Graphic Contest rules:

Blending or any other graphics tricks are allowed.

Patches must remain the focus of the graphic.

The picture must not exceed 450x600 in pixel size (easier for everyone to see and will not stretch people's browsers).

Use either jpg or gif format so they all show when linked.

When submitting, please use your catforum photo gallery. Then there are no issues if your host goes down for a little while during the voting period. If they're all in the same gallery, then they'll all show up, or they all won't.

Submissions will be accepted until April 7, 2008 (two weeks).

Up to 15 entires will be taken, so if 15 are received before the ending time then the voting will start early.

One submission per user.

The winner of the competition picks the subject (and theme if they want one) for the next competition.

Users may not win two competitions in a row - they may enter the next competition for practice, but the entry will not be included in the voting.

Competitions are open to entrants of all ages and abilities.

Entrants will not solicit votes under any circumstances. Encouraging members to join the forum in order to vote for a particular entry will be considered cheating and in such instances the entry will be disqualified.

Users and entrants should remain respectful of their own and other entries at all times.


----------



## OwnedByACat (Jan 11, 2008)

I have to take the time to cruise this forum's topics a little more..........I never even knew this contest existed! It looks really fun, and I can't wait to see what you guys come up with! Patches says thank you for choosing her photo!!!! Looking forward to seeing the great pics!


----------



## Megan1216 (Nov 28, 2004)

I can't wait to enter!


----------



## Heather102180 (Nov 19, 2003)

Come on all you artists! Where are your entries! :lol:


----------



## Megan1216 (Nov 28, 2004)

Pushy, huh? :lol: :lol: :lol: 

My PhotoShop is giving me some problems... :? I should have it done tonight!


----------



## horseplaypen (Apr 1, 2004)




----------



## marie73 (Jul 12, 2006)

Put the whip down, Victoria. (wow, you must hear that a lot)  
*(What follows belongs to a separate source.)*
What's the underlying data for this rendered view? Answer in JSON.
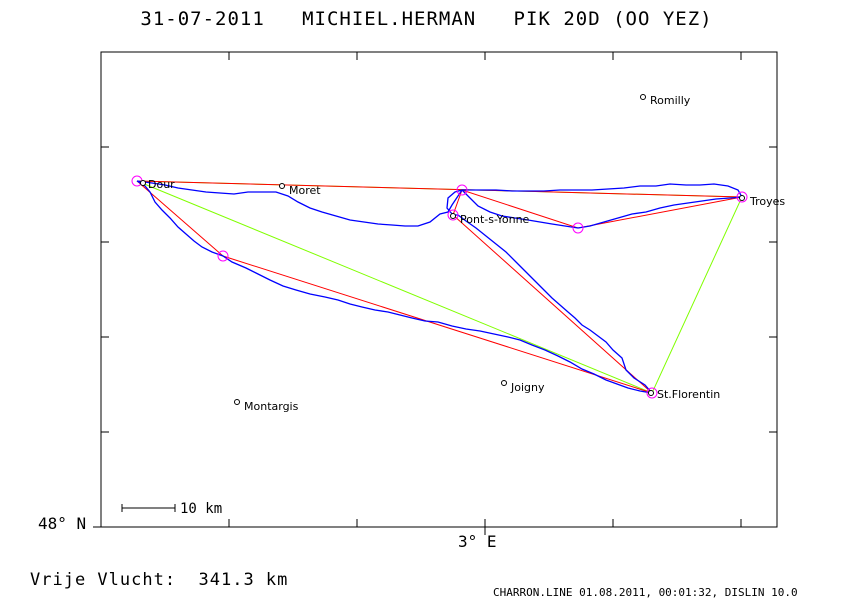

and submit your entry!!! :cool


----------



## Megan1216 (Nov 28, 2004)




----------



## Jeanie (Jun 18, 2003)

Very nice, Megan! Appropriate for Spring.


----------



## Megan1216 (Nov 28, 2004)

Thank you Jeanie! I'm ready for some warm weather...We have some flowers to plant!


----------



## horseplaypen (Apr 1, 2004)




----------



## marie73 (Jul 12, 2006)

Lovely entries!


----------



## dmcwlvssr (Apr 24, 2005)

Beautiful Kitty and wonderful entries!!


----------



## Megan1216 (Nov 28, 2004)

Wonderful Victoria!  

Thank you Marie and dmc!!!


----------



## Heather102180 (Nov 19, 2003)

Voting thread has been created!


----------